When Michael was eight years old we took a family trip to southern Florida. While swimming in the ocean one day I noticed that Michael had been caught in a rip tide about 15 meters offshore. He was struggling against the waves and I called out to him to swim out of it parallel to shore, but he couldn’t hear me and didn’t understand my wild gesticulations, so I dashed into the water to help him out. Michael was a pretty big guy even then, and it was very difficult to pull him in against the force of the water. I was a little worried that I wouldn’t be able to do it, and that may have been the first time that I was seriously worried about his safety and my ability to protect it—and it would not be the last time.
In the last ten years the rip tide that was Michael’s life was more like a tsunami, and although he had many more lifeguards to watch out for him—some of whom are here today—we were not able to haul him out of the waters of destruction into which he had strayed. But whatever his flaws, whatever the rough edges he showed us on occasion, we have faith that, deep inside, Michael had a yearning for truth and beauty and goodness. We have this faith because we experienced truth and beauty and goodness in those acts of kindness and generosity that he was able, somehow, to summon up for others even in the midst of his own pain and suffering. And our faith gives us hope that his love will live on.
But you may ask: where is that love now? Where is God’s love in all this? Well, I know exactly where it is. I’m looking at it right now. The light of God’s love and mercy are made manifest today by your love for Michael. Your grief is no disproof of that, because you would not grieve if you did not love, and you would not love what is not good, and God is the source of all goodness, including whatever goodness was in Michael. And there was plenty of goodness in Michael for those who had the eyes to see it.

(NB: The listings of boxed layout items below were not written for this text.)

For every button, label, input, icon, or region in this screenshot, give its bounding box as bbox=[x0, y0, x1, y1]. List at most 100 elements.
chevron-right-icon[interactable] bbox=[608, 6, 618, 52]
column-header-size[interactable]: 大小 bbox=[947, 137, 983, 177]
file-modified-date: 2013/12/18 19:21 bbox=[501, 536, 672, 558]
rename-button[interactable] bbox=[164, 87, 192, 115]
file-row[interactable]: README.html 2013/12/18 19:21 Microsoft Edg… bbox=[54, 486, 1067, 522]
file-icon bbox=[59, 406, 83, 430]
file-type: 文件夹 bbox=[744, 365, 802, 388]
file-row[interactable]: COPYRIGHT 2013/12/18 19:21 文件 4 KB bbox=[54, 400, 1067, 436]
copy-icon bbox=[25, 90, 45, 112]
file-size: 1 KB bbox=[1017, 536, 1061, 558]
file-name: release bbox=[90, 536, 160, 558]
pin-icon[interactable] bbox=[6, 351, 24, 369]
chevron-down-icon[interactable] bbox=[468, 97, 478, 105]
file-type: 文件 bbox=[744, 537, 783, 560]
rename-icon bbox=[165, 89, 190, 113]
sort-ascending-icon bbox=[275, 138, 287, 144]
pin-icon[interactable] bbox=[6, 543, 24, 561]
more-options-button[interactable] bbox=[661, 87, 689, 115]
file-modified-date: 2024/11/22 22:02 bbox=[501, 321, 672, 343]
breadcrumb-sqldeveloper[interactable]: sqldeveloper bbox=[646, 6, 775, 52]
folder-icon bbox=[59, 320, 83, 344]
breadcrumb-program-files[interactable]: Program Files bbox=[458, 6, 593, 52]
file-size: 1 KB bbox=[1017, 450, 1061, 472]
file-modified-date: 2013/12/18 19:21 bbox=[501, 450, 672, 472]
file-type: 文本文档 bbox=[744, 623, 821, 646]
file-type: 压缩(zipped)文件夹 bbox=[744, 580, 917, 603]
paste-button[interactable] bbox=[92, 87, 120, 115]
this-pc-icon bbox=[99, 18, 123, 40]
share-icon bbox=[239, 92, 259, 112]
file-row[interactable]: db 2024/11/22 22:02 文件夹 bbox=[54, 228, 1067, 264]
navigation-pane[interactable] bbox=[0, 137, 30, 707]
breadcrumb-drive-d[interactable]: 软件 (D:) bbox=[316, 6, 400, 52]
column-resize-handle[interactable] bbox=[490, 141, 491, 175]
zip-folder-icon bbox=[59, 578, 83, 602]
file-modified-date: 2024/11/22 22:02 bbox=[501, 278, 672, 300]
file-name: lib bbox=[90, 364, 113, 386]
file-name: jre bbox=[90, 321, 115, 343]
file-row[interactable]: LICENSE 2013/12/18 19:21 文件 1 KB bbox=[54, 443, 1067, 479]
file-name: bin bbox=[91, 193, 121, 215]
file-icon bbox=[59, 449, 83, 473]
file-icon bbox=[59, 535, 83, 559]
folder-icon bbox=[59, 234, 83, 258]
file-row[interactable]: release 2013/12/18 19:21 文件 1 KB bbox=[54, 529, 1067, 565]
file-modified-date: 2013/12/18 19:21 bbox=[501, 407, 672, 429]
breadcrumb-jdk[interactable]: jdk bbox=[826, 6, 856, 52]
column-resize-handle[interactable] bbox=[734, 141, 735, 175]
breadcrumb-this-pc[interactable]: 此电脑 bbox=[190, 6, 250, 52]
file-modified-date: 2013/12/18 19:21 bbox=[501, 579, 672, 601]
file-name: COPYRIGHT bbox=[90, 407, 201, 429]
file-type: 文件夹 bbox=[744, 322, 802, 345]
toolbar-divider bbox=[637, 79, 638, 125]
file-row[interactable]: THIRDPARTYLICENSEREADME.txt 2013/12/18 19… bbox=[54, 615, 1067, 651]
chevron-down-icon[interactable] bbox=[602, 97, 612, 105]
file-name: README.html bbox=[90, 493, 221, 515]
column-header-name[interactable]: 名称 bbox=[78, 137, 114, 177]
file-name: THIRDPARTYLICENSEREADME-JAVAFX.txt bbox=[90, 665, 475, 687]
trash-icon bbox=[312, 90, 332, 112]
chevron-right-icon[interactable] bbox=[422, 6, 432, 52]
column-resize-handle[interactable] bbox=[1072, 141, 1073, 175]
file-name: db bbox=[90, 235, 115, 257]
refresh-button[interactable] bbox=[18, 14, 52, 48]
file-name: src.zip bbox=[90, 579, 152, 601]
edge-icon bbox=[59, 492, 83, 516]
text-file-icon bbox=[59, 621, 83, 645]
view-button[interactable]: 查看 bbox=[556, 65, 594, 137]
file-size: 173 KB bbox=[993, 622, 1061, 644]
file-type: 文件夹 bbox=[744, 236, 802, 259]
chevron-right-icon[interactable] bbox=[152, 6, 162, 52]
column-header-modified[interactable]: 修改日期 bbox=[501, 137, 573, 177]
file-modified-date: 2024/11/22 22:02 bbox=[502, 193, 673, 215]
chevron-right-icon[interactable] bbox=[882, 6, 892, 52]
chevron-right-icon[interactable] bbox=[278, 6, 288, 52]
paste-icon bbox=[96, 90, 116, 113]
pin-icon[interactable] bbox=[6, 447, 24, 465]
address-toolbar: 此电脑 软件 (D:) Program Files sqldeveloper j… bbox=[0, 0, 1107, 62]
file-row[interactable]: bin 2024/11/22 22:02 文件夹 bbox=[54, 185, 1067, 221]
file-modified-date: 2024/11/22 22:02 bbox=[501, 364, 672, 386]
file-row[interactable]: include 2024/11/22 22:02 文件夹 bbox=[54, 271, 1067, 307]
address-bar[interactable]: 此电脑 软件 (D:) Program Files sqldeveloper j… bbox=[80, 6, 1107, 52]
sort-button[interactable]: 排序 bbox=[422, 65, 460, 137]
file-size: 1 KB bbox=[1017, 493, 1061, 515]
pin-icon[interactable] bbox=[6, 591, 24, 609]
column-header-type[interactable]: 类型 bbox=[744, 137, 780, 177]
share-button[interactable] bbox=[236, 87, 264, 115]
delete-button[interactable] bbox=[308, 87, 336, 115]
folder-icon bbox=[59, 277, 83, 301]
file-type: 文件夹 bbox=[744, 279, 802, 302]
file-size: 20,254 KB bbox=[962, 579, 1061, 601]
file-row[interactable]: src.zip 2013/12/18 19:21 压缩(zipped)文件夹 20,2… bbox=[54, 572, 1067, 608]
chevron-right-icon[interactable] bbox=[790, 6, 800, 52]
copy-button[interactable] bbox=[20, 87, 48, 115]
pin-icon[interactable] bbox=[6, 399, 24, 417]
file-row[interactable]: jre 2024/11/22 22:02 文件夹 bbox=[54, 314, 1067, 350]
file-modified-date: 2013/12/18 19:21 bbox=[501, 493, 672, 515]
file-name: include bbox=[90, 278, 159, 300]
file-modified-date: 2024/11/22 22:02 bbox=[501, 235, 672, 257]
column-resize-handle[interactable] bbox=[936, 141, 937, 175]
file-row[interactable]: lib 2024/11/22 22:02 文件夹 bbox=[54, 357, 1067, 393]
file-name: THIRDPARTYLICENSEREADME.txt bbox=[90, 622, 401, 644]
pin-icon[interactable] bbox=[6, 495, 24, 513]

Many of you know that Michael had his name tattooed on his side—in Hebrew letters, because the name “Michael” is a Hebrew name. The name literally means “Who is like God”. The answer is: We all are, when we love one another as God always loves us and yearns for our good. So I urge you today to accept this invitation. The invitation that the loss of your friend, your brother—your son—offers to all of us. Let us preserve Michael and our love for him by ministering to one another in love, not just now, in this time of need, but always—Michael was always there for us. We should reach out to one another, consoling one another, being there for one another, redeeming and saving one another by acting as agents of God’s infinite mercy.